L’évolution démographique – en particulier le vieillissement de la population en Europe, au Japon et en Chine – est une autre tendance qui présente des défis de taille. Par exemple: Comment ces pays vont-ils payer les retraites et les soins de santé quand la proportion des personnes âgées par rapport à la population en âge de travailler aura doublé en 30 ou 40 ans? Comment feront-ils face aux pénuries de main-d’œuvre et de qualifications?

Augmenter la participation des femmes, des jeunes et des personnes âgées à la population active est l’une des solutions pour les pays aux populations vieillissantes.

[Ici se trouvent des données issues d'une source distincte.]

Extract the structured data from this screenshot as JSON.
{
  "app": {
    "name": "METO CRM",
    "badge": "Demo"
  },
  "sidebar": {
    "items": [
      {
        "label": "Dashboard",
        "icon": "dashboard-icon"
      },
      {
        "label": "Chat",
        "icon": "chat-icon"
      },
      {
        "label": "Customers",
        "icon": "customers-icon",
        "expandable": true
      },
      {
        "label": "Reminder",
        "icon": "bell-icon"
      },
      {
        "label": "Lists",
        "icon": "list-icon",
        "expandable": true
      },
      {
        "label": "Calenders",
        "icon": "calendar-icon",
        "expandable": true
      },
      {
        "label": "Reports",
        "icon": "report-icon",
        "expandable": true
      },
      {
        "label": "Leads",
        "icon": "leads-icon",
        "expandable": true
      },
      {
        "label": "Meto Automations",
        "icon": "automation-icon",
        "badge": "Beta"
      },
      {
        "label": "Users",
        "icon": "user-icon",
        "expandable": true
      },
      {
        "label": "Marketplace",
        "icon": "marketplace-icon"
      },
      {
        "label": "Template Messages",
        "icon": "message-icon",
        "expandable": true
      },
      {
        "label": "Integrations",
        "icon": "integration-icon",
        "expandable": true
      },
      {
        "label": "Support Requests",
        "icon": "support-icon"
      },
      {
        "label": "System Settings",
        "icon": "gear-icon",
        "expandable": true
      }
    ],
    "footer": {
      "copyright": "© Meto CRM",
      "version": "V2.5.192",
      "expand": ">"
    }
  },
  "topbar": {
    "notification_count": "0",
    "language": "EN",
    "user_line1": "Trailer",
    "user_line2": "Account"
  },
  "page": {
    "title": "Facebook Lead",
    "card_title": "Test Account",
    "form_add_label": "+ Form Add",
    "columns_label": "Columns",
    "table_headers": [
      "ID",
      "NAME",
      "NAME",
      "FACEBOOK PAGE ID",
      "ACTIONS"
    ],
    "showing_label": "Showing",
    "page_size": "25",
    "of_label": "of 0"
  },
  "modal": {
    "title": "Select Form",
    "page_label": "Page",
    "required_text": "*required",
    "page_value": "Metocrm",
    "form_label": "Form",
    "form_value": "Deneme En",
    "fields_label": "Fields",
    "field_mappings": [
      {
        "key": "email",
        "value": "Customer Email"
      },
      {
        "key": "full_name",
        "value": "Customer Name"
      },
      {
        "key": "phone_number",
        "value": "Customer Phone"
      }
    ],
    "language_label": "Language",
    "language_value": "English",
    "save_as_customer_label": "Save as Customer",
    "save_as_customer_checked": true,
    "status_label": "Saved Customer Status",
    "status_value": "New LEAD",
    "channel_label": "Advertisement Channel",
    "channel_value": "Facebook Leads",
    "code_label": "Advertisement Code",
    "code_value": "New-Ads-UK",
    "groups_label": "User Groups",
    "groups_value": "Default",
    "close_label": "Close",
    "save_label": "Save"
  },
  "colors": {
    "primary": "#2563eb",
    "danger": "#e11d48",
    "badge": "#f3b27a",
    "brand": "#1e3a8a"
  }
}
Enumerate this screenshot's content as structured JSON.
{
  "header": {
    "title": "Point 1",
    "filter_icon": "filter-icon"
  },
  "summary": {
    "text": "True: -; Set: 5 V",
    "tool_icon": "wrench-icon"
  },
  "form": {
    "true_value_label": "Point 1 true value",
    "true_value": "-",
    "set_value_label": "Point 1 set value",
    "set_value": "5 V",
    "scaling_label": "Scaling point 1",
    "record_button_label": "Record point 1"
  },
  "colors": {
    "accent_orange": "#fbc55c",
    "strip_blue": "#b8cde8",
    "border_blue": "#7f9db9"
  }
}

La cinquième «force» à l’œuvre est le consensus mondial grandissant, illustré par le document issu de la conférence Rio +20 L’avenir que nous voulons, autour de l’urgente nécessité d’emprunter une trajectoire de croissance à faibles émissions de carbone et à haute efficacité énergétique.

Les emplois verts offrent de nombreux débouchés mais beaucoup d’emplois pourraient être détruits dans les technologies non durables et non compétitives. Nous devons donc nous assurer que les travailleurs disposent des qualifications adéquates pour que les économies puissent opérer la transition des industries traditionnelles vers des industries plus respectueuses de l’environnement.

Enfin, les inégalités de revenu croissantes constituent une menace pour la cohésion sociale. En outre, elles affectent la croissance et ont un impact sur les finances publiques et l’aggravation de la dette. Dans certains pays, les inégalités se sont nourries de l’essor du travail irrégulier, temporaire ou à temps partiel. Le travail informel est un problème qui ne se limite plus au monde en développement.

Ces forces changent les règles du jeu. Parallèlement aux effets prolongés de la crise économique mondiale, elles déterminent les perspectives et les contraintes actuelles et façonnent l’avenir des marchés du travail dans le monde tout à la fois.

Elles contribuent à une «grande restructuration» que nous devons reconnaître et affronter afin que la croissance soit inclusive et la mondialisation juste pour tous, et pas seulement pour quelques-uns.

* Directeur exécutif pour l’emploi de l’OIT.